In the hinterland of that continent enclosed in an island that is Sardinia, in Barbagia, there is a small village of about 2500 inhabitants that enjoys 400 hectares of land (divided between 200 different families) in which the Cannonau grape has found the best possible habitat. In this area, in fact, the vineyards grow even at 1000 meters high, with an average altitude of over 700, and the vine, raised as a low sapling, has found a microclimate so favorable to be able to stay healthy for many years (a third of the plants has more than 50).
In these lands, in the ’70s, Giuseppe Sedilesu began to produce bulk wine, marketed in neighboring countries, from a hectare of land led to sharecropping. The success of those wines led him to buy, with many sacrifices, five hectares, the first real nucleus of the homonymous Giuseppe Sedilesu winery, and to bottle in 2000 the first thousand bottles of Cannonau Mamuthone, already then one of his most famous wines. Today the property has become 15 hectares, the new winery was inaugurated (in 2009), the production has exceeded 100,000 bottles, and the fate of the winery are decided by Salvatore Sedilesu, the son of Joseph, with his brothers Francesco and Antoinetta, and their families.
In the vineyard is practiced a sustainable viticulture, favored by the climatic conditions of the property vineyards (to 650 meters of altitude) which has been mentioned before, joined to a job in vineyard of traditional/ manual type with the occasional use of oxen-drawn agricultural instruments. Even in the cellar there is the same approach: the fermentations take place spontaneously, with indigenous yeasts, no filtration is done and the wines age in inert environments such as cement tanks or large exhausted oak barrels.

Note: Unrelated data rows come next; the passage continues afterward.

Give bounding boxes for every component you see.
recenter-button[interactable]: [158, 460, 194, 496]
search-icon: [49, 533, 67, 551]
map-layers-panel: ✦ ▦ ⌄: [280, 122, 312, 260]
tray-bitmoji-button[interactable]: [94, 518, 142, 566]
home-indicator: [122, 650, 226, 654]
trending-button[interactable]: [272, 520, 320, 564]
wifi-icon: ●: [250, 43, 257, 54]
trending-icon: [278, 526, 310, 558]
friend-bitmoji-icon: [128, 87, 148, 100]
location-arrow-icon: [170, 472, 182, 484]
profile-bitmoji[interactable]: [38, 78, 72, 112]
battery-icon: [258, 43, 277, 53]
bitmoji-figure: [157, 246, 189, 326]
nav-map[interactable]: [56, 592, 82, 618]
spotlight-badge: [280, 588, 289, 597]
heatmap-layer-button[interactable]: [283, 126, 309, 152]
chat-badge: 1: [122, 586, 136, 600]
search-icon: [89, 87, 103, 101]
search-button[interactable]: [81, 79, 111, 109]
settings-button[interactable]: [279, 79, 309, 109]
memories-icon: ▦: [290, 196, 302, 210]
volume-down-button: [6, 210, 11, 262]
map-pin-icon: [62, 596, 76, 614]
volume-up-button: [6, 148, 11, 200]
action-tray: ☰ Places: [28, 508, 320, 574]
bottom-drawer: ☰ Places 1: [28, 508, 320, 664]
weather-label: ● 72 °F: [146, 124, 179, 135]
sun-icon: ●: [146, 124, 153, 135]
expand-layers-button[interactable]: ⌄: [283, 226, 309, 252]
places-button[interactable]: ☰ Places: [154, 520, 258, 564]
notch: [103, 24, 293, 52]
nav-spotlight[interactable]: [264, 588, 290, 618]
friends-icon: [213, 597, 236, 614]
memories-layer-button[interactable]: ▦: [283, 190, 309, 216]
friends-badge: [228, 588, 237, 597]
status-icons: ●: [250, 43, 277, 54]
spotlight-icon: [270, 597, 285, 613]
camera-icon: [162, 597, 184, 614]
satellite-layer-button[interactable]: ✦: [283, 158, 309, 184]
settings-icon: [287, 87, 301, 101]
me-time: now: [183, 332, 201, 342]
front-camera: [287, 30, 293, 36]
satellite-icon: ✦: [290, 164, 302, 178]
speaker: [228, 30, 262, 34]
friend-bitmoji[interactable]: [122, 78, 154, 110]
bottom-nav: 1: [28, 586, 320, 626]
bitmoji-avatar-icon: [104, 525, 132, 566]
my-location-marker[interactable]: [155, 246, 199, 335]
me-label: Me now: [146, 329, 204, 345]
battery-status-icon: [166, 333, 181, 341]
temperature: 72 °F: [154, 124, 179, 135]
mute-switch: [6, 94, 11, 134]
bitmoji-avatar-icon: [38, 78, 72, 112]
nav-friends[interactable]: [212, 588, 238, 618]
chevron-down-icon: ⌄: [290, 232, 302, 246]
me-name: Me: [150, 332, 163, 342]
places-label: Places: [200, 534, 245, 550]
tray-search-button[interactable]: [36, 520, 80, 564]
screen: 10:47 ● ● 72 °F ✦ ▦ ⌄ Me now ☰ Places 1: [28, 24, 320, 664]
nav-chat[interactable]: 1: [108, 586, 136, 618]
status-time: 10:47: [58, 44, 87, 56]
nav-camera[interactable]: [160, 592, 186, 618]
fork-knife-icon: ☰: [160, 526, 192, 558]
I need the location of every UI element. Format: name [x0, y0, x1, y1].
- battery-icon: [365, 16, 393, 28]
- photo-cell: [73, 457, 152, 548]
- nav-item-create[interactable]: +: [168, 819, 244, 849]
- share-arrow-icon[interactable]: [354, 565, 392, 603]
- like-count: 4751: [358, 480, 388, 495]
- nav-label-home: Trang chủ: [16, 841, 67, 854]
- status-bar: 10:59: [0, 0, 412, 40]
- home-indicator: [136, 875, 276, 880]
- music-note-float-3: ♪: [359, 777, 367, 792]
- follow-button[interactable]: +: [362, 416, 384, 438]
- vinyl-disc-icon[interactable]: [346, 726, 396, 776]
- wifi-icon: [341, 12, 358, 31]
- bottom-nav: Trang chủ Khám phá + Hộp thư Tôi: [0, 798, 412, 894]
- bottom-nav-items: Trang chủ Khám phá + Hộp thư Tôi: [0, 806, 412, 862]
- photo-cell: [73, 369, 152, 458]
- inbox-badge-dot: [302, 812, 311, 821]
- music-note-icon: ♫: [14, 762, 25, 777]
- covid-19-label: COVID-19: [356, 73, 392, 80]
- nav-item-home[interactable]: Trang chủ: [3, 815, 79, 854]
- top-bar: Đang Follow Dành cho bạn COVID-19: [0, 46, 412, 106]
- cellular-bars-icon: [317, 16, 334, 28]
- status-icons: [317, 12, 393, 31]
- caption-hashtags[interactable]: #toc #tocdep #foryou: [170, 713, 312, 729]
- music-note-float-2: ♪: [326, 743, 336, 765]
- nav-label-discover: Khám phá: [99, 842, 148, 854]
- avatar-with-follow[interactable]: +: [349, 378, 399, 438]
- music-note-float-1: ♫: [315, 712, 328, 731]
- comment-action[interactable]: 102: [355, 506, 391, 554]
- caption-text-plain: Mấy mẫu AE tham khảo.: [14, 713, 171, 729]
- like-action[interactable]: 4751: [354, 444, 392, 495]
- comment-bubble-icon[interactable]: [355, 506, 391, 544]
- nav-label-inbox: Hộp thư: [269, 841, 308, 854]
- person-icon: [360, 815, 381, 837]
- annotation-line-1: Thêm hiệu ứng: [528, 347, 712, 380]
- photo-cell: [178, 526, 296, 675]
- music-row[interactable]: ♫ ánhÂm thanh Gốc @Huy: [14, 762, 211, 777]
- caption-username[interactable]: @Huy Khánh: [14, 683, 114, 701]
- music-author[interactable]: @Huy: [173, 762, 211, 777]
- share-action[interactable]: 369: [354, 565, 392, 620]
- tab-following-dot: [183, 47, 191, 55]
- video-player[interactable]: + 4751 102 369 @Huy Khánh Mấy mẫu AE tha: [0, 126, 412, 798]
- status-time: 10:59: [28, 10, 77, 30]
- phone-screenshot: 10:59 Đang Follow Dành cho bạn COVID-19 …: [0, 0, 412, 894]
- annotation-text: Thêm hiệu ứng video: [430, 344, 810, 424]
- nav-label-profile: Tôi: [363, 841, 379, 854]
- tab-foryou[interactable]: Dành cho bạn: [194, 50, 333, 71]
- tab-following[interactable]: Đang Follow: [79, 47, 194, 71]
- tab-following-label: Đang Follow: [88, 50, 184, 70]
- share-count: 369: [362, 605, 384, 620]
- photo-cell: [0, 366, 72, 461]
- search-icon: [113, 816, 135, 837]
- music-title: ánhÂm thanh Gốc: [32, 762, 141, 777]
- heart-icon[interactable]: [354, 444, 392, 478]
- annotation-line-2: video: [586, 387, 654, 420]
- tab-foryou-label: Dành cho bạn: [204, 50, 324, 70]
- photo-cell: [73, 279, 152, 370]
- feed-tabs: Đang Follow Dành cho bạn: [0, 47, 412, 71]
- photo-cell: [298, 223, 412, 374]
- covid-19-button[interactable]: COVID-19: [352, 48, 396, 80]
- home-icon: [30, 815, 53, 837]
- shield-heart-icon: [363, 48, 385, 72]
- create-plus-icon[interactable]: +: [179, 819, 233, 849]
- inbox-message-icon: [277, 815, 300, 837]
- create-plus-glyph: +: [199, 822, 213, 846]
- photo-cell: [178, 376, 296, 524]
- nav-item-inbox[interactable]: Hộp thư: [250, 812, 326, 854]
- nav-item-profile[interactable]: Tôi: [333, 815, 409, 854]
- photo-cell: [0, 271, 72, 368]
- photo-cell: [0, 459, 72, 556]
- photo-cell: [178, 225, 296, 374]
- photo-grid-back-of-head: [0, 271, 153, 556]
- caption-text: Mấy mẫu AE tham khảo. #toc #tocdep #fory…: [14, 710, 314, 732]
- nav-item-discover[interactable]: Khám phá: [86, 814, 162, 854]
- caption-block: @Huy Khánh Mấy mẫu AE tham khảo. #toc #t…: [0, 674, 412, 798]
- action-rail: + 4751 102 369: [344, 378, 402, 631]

Despite the winery is famous for its cannonau, it is worth remembering that in some vineyards there are plants between 50 and 100 years of age of a white grape variety, almost completely forgotten, which is known by the name of Granazza. From this vine comes the homonymous Granazza wine which, after the vinification carried out in cement tanks, as I wrote before, ages for about 9 months always in cement and, therefore, is bottled without filtration.
The 2015 vintage has an intense straw yellow color, with an olfactory range that opens on notes of dried apricot, yellow peach, wild shrubs and green tea, followed by bitter orange jam, dandelion, Mediterranean scrub and humus, with a concluding echo of damp pebbles. The mouthfeel is characterized by an immediate richness and softness, enriched by the sapid-mineral component and the good acidity to balance the sip, all while retro-olfactory return the yellow fruit, the bitter orange and the humus that accompany the sip until a good length closure.